Thursday, 5 February 2015

narcoland [annabel hernandez] & toro negro (d. carlos armella, pedro gonzález rubio)

Narcoland and Toro Negro

Mexico is a bewitching country which also happens to be in a state of disarray. To use British understatement. Annabel Hernandez' book is like reading an account of a messy operation. Surgical, but far from clean. She bravely deconstructs the chaos of her country, tracing links bewteen governments and drugs dealers, laying bare a cynical manipulation of power and wealth. It's a sometimes confusing read, as a blizzard of names from over thirty years are assembled to construct the patchwork quilt which is that same nation carved up by the various cartels and their government allies. The war on drugs is once again shown to be the war for drugs, with the book scratching at the surface of the ties that link events in Mexico to the politics of its Northern neighbour. For those that know about this sort of thing, there's a beguiling reference to Daniel Hopsicker, hinting at those other conspiracies which go hand in hand with the sheer volume of financial gain the drugs industry generates.

Toro Negro is a little-known documentary which has nothing to do with the drugs trade. Instead it tells the tale of a petty bullfighter, whose kamikaze courage outtflanks his skill and whose life is bathed in poverty. His battles with his girlfriend are as fiercely contested as those with the bulls. It's a vivid, hands-on doc, so intimate that at times it seems almost voyeuristic. The director acknowledges his own presence with one revealing shadow shot; there are moments when it seems as though he cannot help but cross the line from being the passive eye to becoming an active participant in the bullfighter's personal dramas. Toro Negro prowls the breeze block houses and shanty bars where its impoverished characters live, in the process lending the documentary the detailed pathos of a novel by Zola or Dickens. It's a great film, and it's also a fine counterpoint to Hernandez' book: the micro to its macro. It documents the desperation that drives young men and women to flirt with violence and death. The bullfighter may have found another way, but his spectacular, foolhardy courage makes him a blood-brother to those who choose to take the narco-path. Many of the leading narcos detailed in Narcoland started off poor, desperate, ready to do anything to get a step up; ready to ride the horns of the bull if that is what it takes. 
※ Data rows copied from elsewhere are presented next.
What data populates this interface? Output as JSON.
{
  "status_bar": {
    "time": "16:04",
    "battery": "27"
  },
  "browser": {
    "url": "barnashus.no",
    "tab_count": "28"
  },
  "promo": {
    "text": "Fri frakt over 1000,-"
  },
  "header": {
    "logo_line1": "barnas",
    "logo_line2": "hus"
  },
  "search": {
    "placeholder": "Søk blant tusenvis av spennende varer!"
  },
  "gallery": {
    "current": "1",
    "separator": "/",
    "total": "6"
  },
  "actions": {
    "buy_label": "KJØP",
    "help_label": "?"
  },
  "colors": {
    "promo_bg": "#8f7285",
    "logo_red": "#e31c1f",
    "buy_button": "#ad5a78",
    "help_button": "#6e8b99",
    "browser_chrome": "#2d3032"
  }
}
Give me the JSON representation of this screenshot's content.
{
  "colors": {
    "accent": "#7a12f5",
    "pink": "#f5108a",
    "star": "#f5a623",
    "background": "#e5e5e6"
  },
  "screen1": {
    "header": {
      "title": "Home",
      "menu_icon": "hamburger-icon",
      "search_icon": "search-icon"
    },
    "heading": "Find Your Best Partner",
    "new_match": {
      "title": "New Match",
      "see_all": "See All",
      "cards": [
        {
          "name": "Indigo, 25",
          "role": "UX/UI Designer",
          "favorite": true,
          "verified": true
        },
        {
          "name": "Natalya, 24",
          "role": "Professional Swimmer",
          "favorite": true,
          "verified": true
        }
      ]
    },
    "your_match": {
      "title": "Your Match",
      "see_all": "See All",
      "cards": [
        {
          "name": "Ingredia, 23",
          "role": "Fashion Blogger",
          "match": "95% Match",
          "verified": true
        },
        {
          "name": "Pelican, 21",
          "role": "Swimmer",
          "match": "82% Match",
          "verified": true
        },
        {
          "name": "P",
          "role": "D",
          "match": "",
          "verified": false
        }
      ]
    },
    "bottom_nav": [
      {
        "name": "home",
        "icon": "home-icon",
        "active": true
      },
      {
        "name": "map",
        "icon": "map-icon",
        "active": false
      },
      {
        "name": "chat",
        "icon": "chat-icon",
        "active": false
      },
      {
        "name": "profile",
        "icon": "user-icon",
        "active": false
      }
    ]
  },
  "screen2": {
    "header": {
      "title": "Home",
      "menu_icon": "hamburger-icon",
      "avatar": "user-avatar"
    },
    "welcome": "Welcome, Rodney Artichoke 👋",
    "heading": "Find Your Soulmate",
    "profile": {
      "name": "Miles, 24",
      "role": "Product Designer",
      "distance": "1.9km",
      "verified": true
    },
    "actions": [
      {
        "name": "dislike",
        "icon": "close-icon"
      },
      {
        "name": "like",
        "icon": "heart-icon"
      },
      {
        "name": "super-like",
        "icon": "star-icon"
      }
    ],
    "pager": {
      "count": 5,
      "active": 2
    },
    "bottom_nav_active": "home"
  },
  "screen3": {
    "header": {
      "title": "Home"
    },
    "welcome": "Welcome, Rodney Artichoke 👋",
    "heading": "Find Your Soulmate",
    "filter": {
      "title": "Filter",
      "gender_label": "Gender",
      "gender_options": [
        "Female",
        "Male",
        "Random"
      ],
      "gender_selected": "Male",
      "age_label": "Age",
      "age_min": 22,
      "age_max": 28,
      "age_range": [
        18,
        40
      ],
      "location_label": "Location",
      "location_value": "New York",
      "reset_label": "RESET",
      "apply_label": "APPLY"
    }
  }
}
Wednesday, 4 February 2015

hawksmoor [peter ackroyd]

It's interesting to note what Ackroyd himself has to say about Hawksmoor. (You can find it on his Wiki page.) This is a messy, half-formed novel, full of strands and ideas which barely hold together. The historical architect, Hawksmoor, is reinvented as Nicholas Dyer, whose alter-ego is Hawksmoor, a 20th Century policeman who never looks like getting close to solving his case. The book increasingly resembles a shaggy dog story, whose captivating elements will never coalesce into a coherent narrative.

Nevertheless...I read it whilst staying down the road from Hawksmoor's grand Spitalfields church. In my lifetime East London has mutated perhaps as much as it did in the gap between the book's 18th century world and the one Ackroyd was writing in, in the 1980s. When I first came to London this was still a zone which maybe belonged to murderers and alchemists. Now it belongs to bankers and ersatz artists. The warehouses are full of designer goods. The streets pine for the days they were desolate, not so long ago. Ackroyd's book helps to take you back to its former anti-glories. Walk down to the churchyard, and even though a new visitor centre is being built there, it manages to retain, in Winter, a down-at-heel feel which is in juxtaposition with the grandeur of the architect's vision. One day, the wheel will turn again and the shiny new world will start to lose its gloss. Meanwhile, Ackroyd's book, flawed as it may be, will be there to act as a bridge, linking the origins of our flawed enlightenment with the seeds of its demonic demise, which, the book suggests, is concealed within the architect's vision, hidden behind its glory.